Friday, June 19, 2020

Quanta Burst Photography

University of Wisconsin–Madison: In a dark room or a motion-heavy scene, conventional cameras face a choice: a quick look that freezes movement nicely but turns out dark, or a longer exposure that captures more light but blurs moving parts.

That’s always been a fundamental trade-off in any kind of photography,” says Mohit Gupta, a University of Wisconsin–Madison computer sciences professor. “But we are working on overcoming that trade-off with a different kind of sensor.

The researchers are using SPADs for what they call quanta burst photography — taking many images in bursts, and then processing those many images to squeeze one good picture from a poorly lit or fast-moving subject. The EPFL The SwissSPAD array from Edoardo Charbon's group used in the burst photography work is fast enough to record 100,000 single-photon frames per second.

The result is good image quality in low-light, with reduced motion blur, as well as a wide dynamic range,” says Gupta, whose work is supported by the DARPA. “We have had good results even when the brightest spot in view is getting 100,000 times as much light as the darkest.

The paper also compares the algorithms running on SPAD and Jot-based sensors:


  1. A solid advancement in the state of the art of Quanta Image Sensors (QIS) computational imaging and builds on (a lot) of well-referenced prior work. With the concurrent work of Stanley Chan and the early demonstration of QIS concepts by the Edinburgh group it is pretty satisfying. But, these days, especially after EPFL has achieved 1/2Mpixel SPAD, I find that we have two types of QIS implementation (which I sort of predicted), the Dartmouth CMOS image sensor-based QIS that I now refer to as CIS-QIS, and SPAD-based QIS, or SPAD-QIS. There are pros and cons to both approaches. CIS-QIS is aiming for faster time resolution (fast enough for many commercial applications) and SPAD-QIS is aiming at smaller pixels and lower DCR (good enough for many commercial applications). CIS-QIS or SPAD-QIS, it is still a revolution in how we approach digital image capture.

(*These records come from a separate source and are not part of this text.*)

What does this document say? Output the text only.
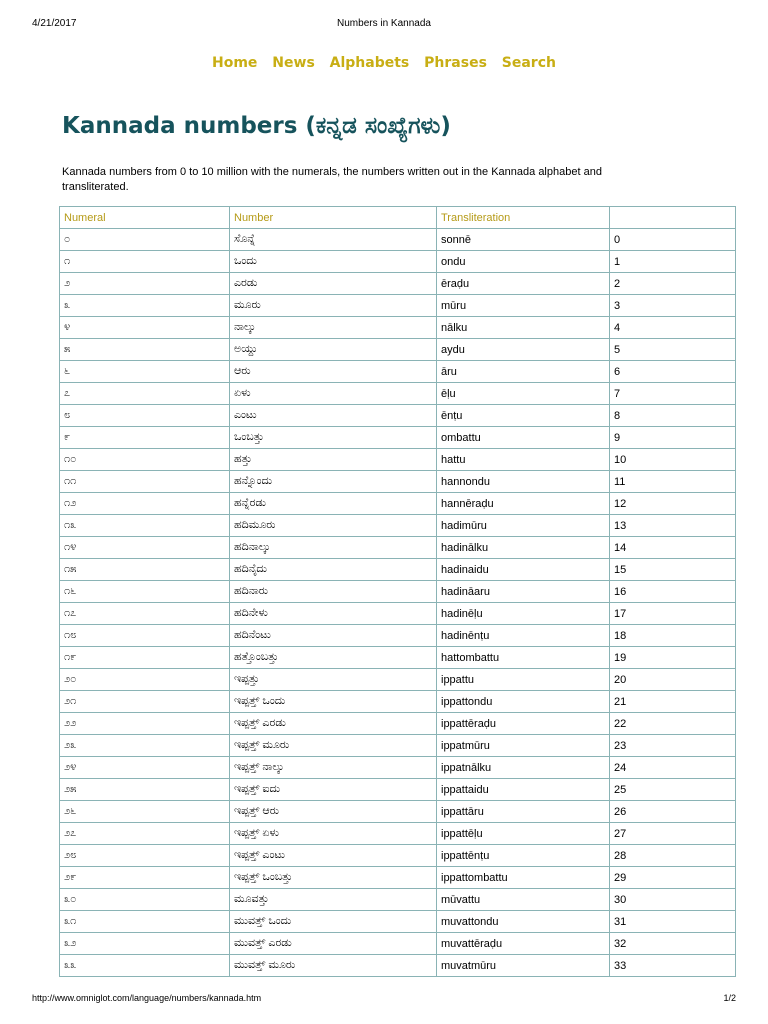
4/21/2017	Numbers in Kannada
Home News Alphabets Phrases Search
Kannada numbers (ಕನ್ನಡ ಸಂಖ್ಯೆಗಳು)

Kannada numbers from 0 to 10 million with the numerals, the numbers written out in the Kannada alphabet and transliterated.

Numeral	Number	Transliteration	
೦	ಸೊನ್ನೆ	sonnē	0
೧	ಒಂದು	ondu	1
೨	ಎರಡು	ēraḍu	2
೩	ಮೂರು	mūru	3
೪	ನಾಲ್ಕು	nālku	4
೫	ಅಯ್ದು	aydu	5
೬	ಆರು	āru	6
೭	ಏಳು	ēḷu	7
೮	ಎಂಟು	ēnṭu	8
೯	ಒಂಬತ್ತು	ombattu	9
೧೦	ಹತ್ತು	hattu	10
೧೧	ಹನ್ನೊಂದು	hannondu	11
೧೨	ಹನ್ನೆರಡು	hannēraḍu	12
೧೩	ಹದಿಮೂರು	hadimūru	13
೧೪	ಹದಿನಾಲ್ಕು	hadinālku	14
೧೫	ಹದಿನೈದು	hadinaidu	15
೧೬	ಹದಿನಾರು	hadināaru	16
೧೭	ಹದಿನೇಳು	hadinēḷu	17
೧೮	ಹದಿನೆಂಟು	hadinēnṭu	18
೧೯	ಹತ್ತೊಂಬತ್ತು	hattombattu	19
೨೦	ಇಪ್ಪತ್ತು	ippattu	20
೨೧	ಇಪ್ಪತ್ತ್ ಒಂದು	ippattondu	21
೨೨	ಇಪ್ಪತ್ತ್ ಎರಡು	ippattēraḍu	22
೨೩	ಇಪ್ಪತ್ತ್ ಮೂರು	ippatmūru	23
೨೪	ಇಪ್ಪತ್ತ್ ನಾಲ್ಕು	ippatnālku	24
೨೫	ಇಪ್ಪತ್ತ್ ಐದು	ippattaidu	25
೨೬	ಇಪ್ಪತ್ತ್ ಆರು	ippattāru	26
೨೭	ಇಪ್ಪತ್ತ್ ಏಳು	ippattēḷu	27
೨೮	ಇಪ್ಪತ್ತ್ ಎಂಟು	ippattēnṭu	28
೨೯	ಇಪ್ಪತ್ತ್ ಒಂಬತ್ತು	ippattombattu	29
೩೦	ಮೂವತ್ತು	mūvattu	30
೩೧	ಮುವತ್ತ್ ಒಂದು	muvattondu	31
೩೨	ಮುವತ್ತ್ ಎರಡು	muvattēraḍu	32
೩೩	ಮುವತ್ತ್ ಮೂರು	muvatmūru	33
http://www.omniglot.com/language/numbers/kannada.htm	1/2
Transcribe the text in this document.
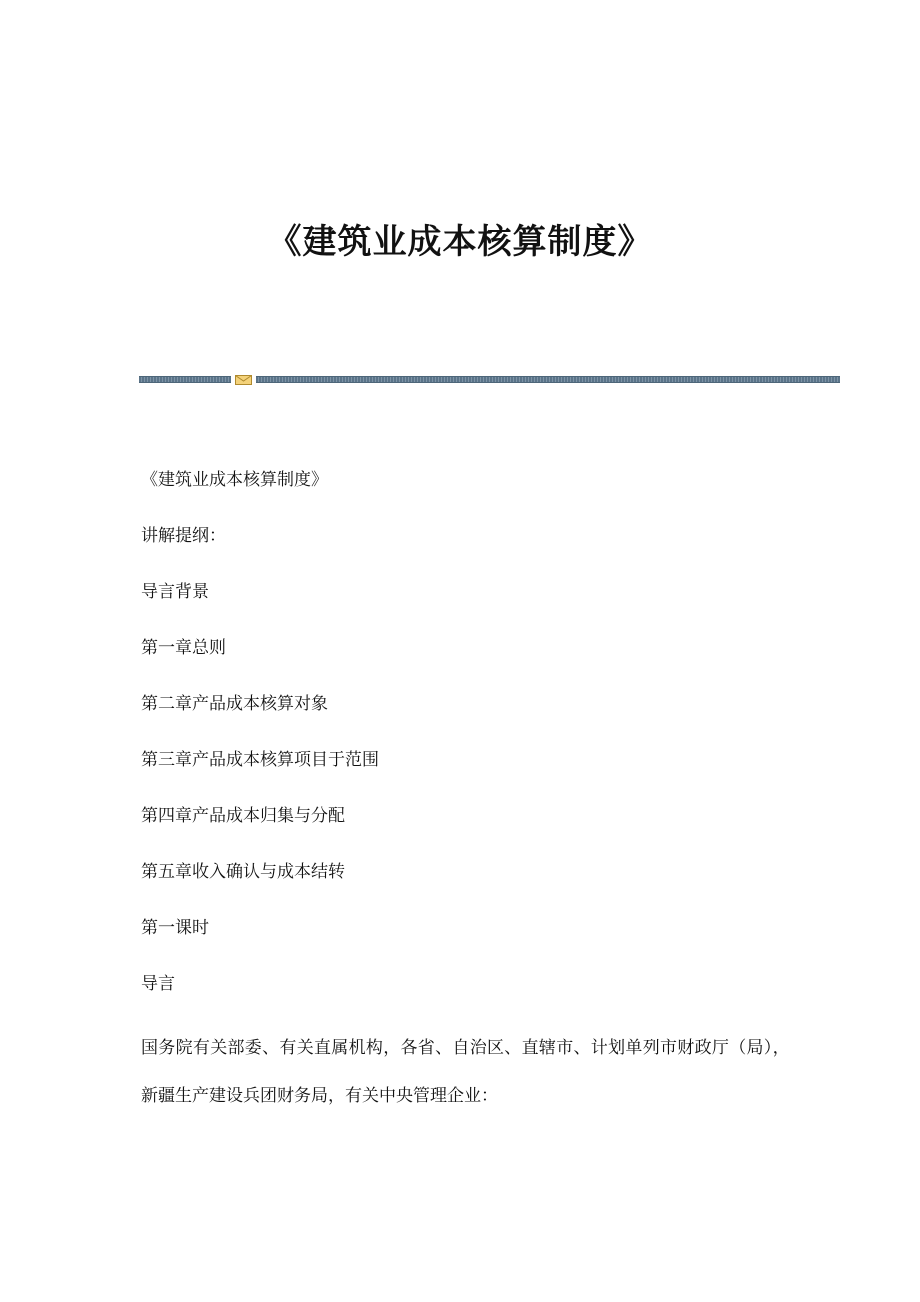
《建筑业成本核算制度》

《建筑业成本核算制度》

讲解提纲：

导言背景

第一章总则

第二章产品成本核算对象

第三章产品成本核算项目于范围

第四章产品成本归集与分配

第五章收入确认与成本结转

第一课时

导言

国务院有关部委、有关直属机构，各省、自治区、直辖市、计划单列市财政厅（局），

新疆生产建设兵团财务局，有关中央管理企业：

  2. Speedy yet dark or slow but blurred? This has been an age old problem and one that needs to be finally solved for good! Many new cameras are now taking multiple sensors and using software to post process the ultimate image. To do this at sensor level will cut down heavy processing and heavy bandwidth to the cloud. Nice ! thanks Vladimir. Mike

    1. The heavy processing is still there. Wisconsin University PR article says:

      "While the SPADs chips could drop right into smartphones, the computing power and storage required to handle large bursts of information from the blazing-fast sensors still outstrips even the highest-performance handheld devices.

      “We still need to develop engineering approaches to deal with this data deluge,” says Gupta.

    2. I think the question is if QIS benefits justify co-innovation in focal-plane processing or near-focal-plane processing. Time will tell.

      From 2011, The Quanta Image Sensor (QIS): Concepts and Challenges,

      "In the QIS, subsequent sub-frames may be shifted or morphed prior to integration to allow functions such as motion compensation, TDI (in arbitrary track direction) and wavefront correction. Depending on the application, multiple sub-frames may be stored prior to shift and integration to allow motion-flow analysis to be performed. A billion jots
      at 1,000 scans/s leads to Tbit/s data rates. Getting this data off the sensor and into memory may be difficult in the near future so that some aggregation of data in the image sensor may be required."